On 4 August 2014, it will be three years since the United Nations Environment Programme (UNEP) issued its damning report on the state of the Ogoni environment. The report uncovered that the Ogoni environment has been so damaged that rather than support lives and livelihoods, it was killing the Ogoni people. The UNEP report confirmed the alarming fact that all the water bodies in Ogoni are polluted with hydrocarbons and a variety of deadly elements including carcinogens. The pollution is so deep that it would require 25 years of work to decontaminate the waters so that people can safely drink and use the resources found in them. The report also revealed that the land in Ogoni is polluted to a depth of five metres in several places and would require five years to clean up before the waters can be cleaned.
Ken Saro-Wiwa declared that what was happening in Ogoni was an ecological war. That may have appeared as a very strong way to describe the situation, but you and I agree that he has been vindicated. That war is not over. It will not be over until our children can safely swim again in our rivers and creeks. It will not be over until our people can fish, collect crabs, periwinkles and other seafood and eat them with assurance of nourishment and not death by instalment. The ecological war will not be over until our farmers can plant and harvest yams and cassavas that are safe to eat and are not covered in hydrocarbon pollutants. The ecological war in still on! It must stop!

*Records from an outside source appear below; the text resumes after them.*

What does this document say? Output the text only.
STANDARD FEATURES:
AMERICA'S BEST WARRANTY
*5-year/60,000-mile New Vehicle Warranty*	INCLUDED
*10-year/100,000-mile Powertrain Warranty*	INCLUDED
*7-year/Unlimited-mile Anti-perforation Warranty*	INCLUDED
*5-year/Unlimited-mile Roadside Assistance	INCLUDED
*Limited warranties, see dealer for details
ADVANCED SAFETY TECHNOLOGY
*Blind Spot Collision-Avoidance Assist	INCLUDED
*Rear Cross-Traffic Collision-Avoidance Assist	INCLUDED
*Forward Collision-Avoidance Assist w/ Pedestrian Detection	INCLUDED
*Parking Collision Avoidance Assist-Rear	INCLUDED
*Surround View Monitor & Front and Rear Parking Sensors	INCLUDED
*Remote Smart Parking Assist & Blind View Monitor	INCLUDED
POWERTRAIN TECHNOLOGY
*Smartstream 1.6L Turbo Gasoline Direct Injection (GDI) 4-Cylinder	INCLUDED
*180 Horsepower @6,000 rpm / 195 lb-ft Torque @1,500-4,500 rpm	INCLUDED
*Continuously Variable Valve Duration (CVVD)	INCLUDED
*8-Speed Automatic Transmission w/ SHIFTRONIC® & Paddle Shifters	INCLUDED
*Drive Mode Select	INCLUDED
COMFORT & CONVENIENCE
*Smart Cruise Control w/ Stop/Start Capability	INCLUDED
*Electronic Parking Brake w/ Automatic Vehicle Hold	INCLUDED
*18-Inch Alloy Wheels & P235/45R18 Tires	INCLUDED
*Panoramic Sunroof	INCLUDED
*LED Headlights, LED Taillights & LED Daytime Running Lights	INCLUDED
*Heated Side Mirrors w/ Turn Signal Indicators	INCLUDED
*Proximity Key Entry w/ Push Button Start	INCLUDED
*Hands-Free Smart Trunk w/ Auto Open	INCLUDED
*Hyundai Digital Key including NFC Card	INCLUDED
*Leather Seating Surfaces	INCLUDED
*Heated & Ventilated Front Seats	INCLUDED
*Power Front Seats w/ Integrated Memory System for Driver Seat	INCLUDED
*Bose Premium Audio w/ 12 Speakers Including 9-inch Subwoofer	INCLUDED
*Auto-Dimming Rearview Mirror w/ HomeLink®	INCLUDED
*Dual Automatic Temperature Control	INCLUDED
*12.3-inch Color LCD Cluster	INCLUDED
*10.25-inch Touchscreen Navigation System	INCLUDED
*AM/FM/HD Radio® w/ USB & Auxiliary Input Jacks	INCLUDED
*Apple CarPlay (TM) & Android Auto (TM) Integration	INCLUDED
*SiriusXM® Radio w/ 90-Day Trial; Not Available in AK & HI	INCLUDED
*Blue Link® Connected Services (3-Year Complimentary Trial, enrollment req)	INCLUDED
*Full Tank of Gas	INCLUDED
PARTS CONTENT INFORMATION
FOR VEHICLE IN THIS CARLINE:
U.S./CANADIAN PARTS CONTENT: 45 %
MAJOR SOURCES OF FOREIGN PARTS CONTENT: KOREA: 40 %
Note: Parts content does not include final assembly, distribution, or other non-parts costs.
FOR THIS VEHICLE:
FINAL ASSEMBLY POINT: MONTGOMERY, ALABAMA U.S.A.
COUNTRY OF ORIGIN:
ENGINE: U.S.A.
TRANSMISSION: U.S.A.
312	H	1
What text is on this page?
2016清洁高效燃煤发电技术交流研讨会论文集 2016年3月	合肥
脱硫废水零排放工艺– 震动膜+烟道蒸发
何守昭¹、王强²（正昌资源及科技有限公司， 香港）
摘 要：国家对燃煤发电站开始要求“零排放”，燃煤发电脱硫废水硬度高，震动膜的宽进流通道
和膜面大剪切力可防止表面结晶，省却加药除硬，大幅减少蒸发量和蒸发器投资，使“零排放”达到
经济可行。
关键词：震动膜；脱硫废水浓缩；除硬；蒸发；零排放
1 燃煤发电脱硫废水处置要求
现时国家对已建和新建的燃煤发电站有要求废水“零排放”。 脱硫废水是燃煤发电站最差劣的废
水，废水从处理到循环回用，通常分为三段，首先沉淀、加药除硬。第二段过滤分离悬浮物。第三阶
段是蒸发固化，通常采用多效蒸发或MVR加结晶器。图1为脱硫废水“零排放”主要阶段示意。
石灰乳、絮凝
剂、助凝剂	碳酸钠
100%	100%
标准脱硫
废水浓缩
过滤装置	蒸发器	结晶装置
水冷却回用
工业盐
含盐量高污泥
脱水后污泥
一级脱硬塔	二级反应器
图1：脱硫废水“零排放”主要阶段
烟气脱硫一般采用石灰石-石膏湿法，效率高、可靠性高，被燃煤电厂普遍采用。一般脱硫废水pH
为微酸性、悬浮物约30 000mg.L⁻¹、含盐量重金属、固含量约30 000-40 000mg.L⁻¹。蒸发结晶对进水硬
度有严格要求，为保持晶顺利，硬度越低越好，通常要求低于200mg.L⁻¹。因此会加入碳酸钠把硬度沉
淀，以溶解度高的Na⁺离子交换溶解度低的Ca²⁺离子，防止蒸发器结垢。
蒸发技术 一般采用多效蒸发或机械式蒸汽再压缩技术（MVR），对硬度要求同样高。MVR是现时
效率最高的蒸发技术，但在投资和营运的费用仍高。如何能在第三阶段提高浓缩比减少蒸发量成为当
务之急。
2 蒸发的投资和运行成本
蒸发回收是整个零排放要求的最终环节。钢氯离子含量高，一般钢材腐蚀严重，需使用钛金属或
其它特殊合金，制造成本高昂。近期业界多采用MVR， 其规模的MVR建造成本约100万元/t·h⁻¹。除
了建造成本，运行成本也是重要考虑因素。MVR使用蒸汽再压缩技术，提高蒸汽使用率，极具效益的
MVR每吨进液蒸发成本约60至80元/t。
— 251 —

The ecological war remains on as the days go by and the UNEP report remains unimplemented in a real sense. Erecting signposts reminding us that our communities are polluted does not say where our people should relocate to or whether the contaminants are being cleared. Surely three years is enough for any serious work to have commenced on the detoxification of Ogoni environment.
The UNEP report was an alarm bell signifying that the petroleum sector’s footprint in the Niger Delta is deadly and cannot be ignored. The harm done cannot be wished away. It must be confronted and dealt with. The ecological war in still on! It can be stopped!
The same can be said of the polluting extractive activities in other parts of Nigeria and indeed Africa. The tin mines of Plateau State were abandoned without decommissioning. The environment remains toxic and over 1,100 sinkholes there continue to pose grave danger to man and beasts. The environment of the coalmines of Enugu and Kogi States begs for restoration. The same is the situation with the gold mines of Obuasi, Ghana, the coal mines of Witbank in South Africa and the diamond mines of Kono in Sierra Leone, to mention a few.
Many of the conflicts in Africa do not happen because we are bloodthirsty tribal peoples that are always at conflict with ourselves. No. Many are proxy wars fought on the behalf of agents of resource expropriation and transnational resource thieves. Outright wars and terror across the continent are fought so that arms merchants can ply their bloody trade while our peoples wave weapons produced by merchants of death who laugh all the way to the bank while we abduct young girls, kill children in their sleep, burn down villages and soak in the blood of our children, mothers and fathers.